Nixon goes to Hollywood. Una storia culturale dell’era Nixon dalla mimesis del vero all’estetizzazione del falso

ABSTRACT

La visione del film Frost/Nixon. Il Duello, uscito nel 2008, dà l'occasione per un'analisi culturale dell'epoca di Nixon, e così per una riflessione sull'uso pubblico della storia negli anni di Trump e del risorgere dei populismi. Ripercorrendo alcuni tratti salienti di Nixon (nella prima parte) e la sua percezione in alcune espressioni della cultura popolare e cinematografica del suo tempo (seconda parte), si cercherà di evidenziarne non solo la complessità, ma soprattutto l'attualità. Molta della cultura popolare del secolo scorso, infatti, anche quando solo marginalmente legata a Nixon, riusciva quasi sempre a restare ancorata alla “realtà” e alla psicologia della personaggio, senza scivolare mai nell'opportunistica invenzione. Nella terza parte, analizzando il film Frost/Nixon, si cercherà di mostrare come il rapporto tra cinema e rigore storico sia andato declinandosi in maniera ben diversa - nixoniana si potrebbe anche dire - rispetto alla svolta autoriale del cinema americano proprio degli anni Settanta. Frost/Nixon, infatti, si scopre essere una deliberata falsificazione storica che nasconde se stessa nelle maglie di una ricostruzione storica apparentemente plausibile, in vista di una spettacolarizzazione che appare non soltanto fine a se stessa ma anche pericolosa, in quanto espressione di un'operazione di disinformazione e manipolazione della percezione pubblica del vero e della Storia.
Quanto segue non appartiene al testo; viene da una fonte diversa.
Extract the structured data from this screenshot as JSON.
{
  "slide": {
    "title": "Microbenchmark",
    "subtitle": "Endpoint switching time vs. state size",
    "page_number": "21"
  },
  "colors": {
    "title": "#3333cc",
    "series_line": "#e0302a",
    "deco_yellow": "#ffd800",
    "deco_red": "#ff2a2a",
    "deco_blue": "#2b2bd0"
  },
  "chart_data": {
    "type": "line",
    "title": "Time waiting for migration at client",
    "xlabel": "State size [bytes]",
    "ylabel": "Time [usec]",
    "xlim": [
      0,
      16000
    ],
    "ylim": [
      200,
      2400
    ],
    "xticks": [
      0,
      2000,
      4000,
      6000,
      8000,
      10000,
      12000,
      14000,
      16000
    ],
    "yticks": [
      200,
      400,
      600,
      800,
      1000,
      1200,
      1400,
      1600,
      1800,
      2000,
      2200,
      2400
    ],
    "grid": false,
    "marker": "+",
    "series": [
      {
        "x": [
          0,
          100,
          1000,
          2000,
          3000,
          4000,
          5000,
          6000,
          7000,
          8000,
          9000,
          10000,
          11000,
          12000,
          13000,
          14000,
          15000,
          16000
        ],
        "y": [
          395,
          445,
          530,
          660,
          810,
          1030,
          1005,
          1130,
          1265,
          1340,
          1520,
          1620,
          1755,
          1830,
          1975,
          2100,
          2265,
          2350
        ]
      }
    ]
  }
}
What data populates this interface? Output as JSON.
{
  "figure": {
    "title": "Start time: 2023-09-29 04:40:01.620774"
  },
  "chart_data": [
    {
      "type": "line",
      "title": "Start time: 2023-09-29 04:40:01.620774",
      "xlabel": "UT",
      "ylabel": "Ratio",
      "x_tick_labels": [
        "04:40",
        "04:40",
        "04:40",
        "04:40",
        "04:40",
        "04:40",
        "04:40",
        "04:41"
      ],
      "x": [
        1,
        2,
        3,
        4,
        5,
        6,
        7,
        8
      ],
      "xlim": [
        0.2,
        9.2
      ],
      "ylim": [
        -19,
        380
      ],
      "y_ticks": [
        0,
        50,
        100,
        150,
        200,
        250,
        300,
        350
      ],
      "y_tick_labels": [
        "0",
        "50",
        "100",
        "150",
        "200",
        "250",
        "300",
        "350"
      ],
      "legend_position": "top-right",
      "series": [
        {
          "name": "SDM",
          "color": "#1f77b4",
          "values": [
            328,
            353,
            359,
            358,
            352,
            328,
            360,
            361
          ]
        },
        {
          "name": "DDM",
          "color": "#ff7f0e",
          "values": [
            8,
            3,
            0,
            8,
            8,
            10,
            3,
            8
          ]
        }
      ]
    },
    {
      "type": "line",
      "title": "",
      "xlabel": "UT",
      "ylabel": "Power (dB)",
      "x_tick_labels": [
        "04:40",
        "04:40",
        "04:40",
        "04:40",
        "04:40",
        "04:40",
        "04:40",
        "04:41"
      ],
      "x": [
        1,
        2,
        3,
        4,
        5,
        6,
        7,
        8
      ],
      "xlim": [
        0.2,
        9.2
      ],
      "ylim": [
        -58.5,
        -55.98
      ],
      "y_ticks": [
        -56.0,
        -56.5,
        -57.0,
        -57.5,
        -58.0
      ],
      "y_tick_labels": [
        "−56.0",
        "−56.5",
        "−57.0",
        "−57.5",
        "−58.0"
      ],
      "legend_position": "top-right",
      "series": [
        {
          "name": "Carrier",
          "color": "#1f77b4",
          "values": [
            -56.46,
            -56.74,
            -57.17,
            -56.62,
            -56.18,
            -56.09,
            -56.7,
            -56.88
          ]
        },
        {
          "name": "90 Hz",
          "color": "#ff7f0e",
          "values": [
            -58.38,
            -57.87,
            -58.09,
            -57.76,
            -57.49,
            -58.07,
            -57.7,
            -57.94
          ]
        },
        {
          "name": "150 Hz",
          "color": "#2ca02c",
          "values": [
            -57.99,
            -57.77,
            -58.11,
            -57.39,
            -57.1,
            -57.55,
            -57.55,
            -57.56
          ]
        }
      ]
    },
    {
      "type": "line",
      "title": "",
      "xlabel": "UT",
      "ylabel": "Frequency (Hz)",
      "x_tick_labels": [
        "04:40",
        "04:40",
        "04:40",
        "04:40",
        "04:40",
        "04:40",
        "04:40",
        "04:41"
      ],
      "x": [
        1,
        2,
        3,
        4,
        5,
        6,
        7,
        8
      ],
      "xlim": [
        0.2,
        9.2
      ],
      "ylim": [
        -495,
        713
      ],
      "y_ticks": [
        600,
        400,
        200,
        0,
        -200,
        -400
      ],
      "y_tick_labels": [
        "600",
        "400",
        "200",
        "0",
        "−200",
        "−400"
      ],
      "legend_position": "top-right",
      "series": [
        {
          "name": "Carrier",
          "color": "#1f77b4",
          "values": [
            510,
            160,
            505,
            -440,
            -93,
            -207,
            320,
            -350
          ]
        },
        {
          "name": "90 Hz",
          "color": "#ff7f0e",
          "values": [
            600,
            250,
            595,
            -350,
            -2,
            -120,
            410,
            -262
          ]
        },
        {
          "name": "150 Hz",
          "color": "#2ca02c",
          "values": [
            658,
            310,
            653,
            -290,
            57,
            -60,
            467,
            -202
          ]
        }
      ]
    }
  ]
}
Nel 2008 è uscito un film di particolare interesse storico, soprattutto per quanto concerne il rapporto tra la finzione, la retorica e la spettacolarizzazione cinematografica: “Frost/Nixon. Il Duello“, di Ron Howard, interpretato da Frank Langella e Michael Sheen. Nonostante gli anni trascorsi, Frost/Nixon può risultare interessante sia per rileggere la figura di Nixon sia per mostrarne l’attualità nell’epoca di Trump. La tesi di questo scritto è che in un’epoca di disinformazione istituzionalizzata, un’analisi culturale di Nixon – un’analisi filtrata attraverso la cultura di massa e il cinema– offra l’occasione per una riflessione sull’uso pubblico della Storia, la percezione della verità e la sua manipolazione a fini politici e commerciali. D’altronde chi, in una democrazia liberale, se non Nixon, ha elevato tale metodologia a prassi politica e comunicativa?